We deploy Rasa on AWS for clients using AWS ECS with Fargate instances. We have also built pieces like AWS Batch training pipeline, S3 Tracker Store and SQS Event Broker so the Rasa instances are fully deployed in managed fashion.
The only advantage we get from deploying on Lambda is cost, but I think a 1core 2g Fargate instance is also manageable in terms of cost if the bot is not that intensive to run, and the service will be much more responsive.
However, I spent some time today reading through the source code of Rasa and the Lambda Runtime API, and I think it is doable, but it will take some hacking.
The main problem is that AWS lambda has its own runtime API and we need to essentially write our own lambda runtime and wrap around Rasa. When Rasa core starts the agent will be loaded and a Sanic server will start. The Sanic instance is likely not that useful in a lambda function, so we will need to bootstrap just the Rasa agent somehow for the lambda runtime. The Rasa agent needs to be warmed up at the time the runtime starts, so we need to expect quite a bit of warm-up time.
AWS has built a lambda runtime client using Python so I will likely hack around both the lambda runtime client and spin up Rasa agent directly.

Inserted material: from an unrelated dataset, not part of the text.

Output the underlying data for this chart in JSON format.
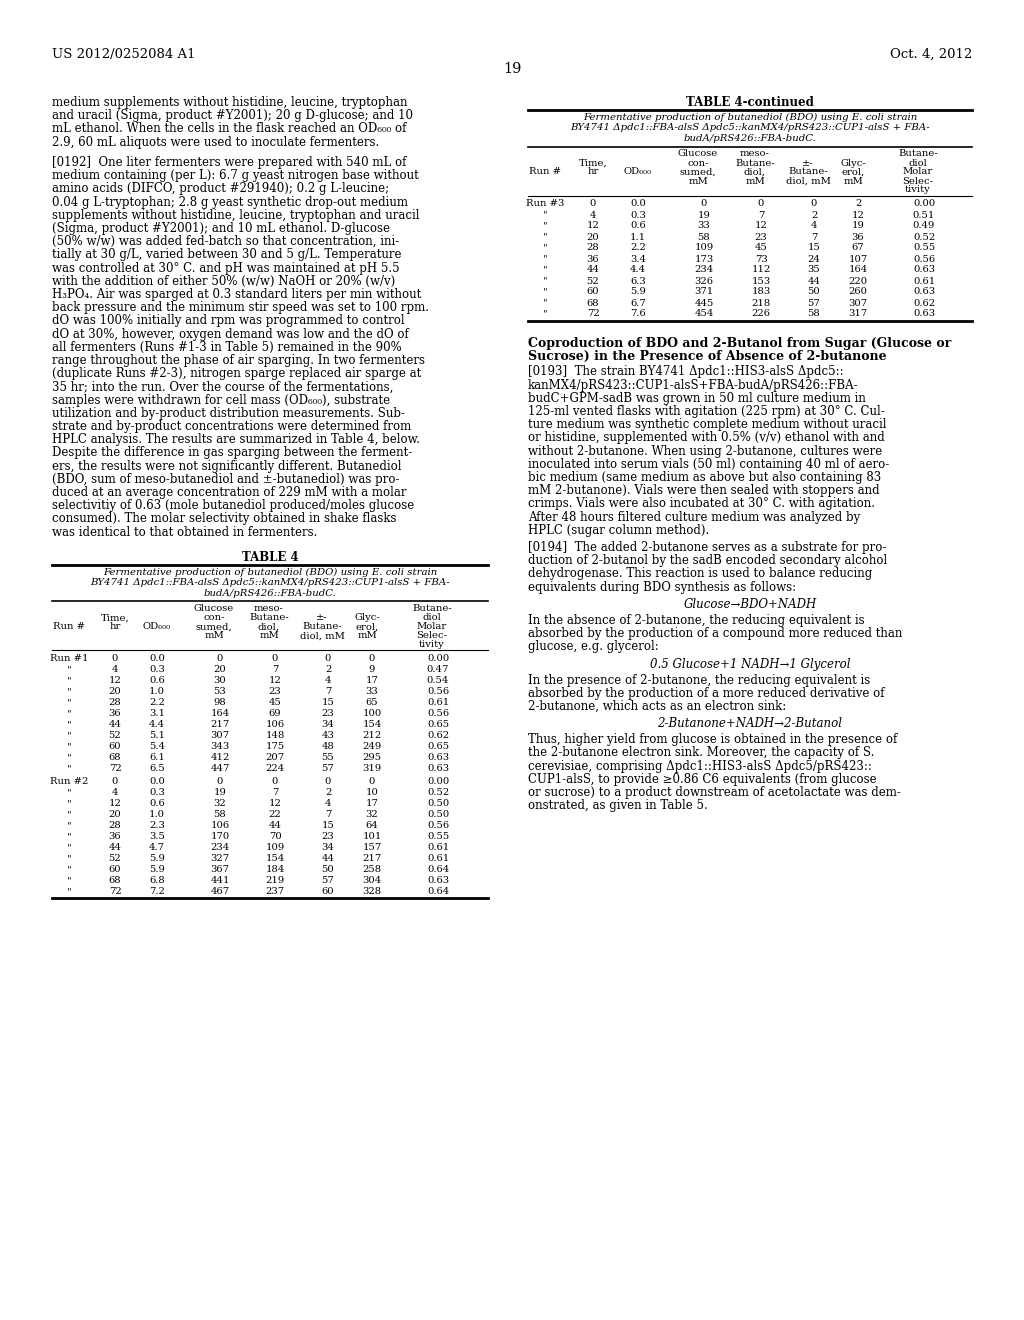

We are also investigating other serverless offerings, I think if we want to save cost, Google Cloud Run would work since they offer a request time pricing similar to lambda, and it seems relatively easier to set up. I don’t have much experience with GCP so I cannot comment any further.
Our team has been doing open source work around Rasa and we will be doing this lambda experiment later this month and early next month. And hopefully I will get back with some findings then.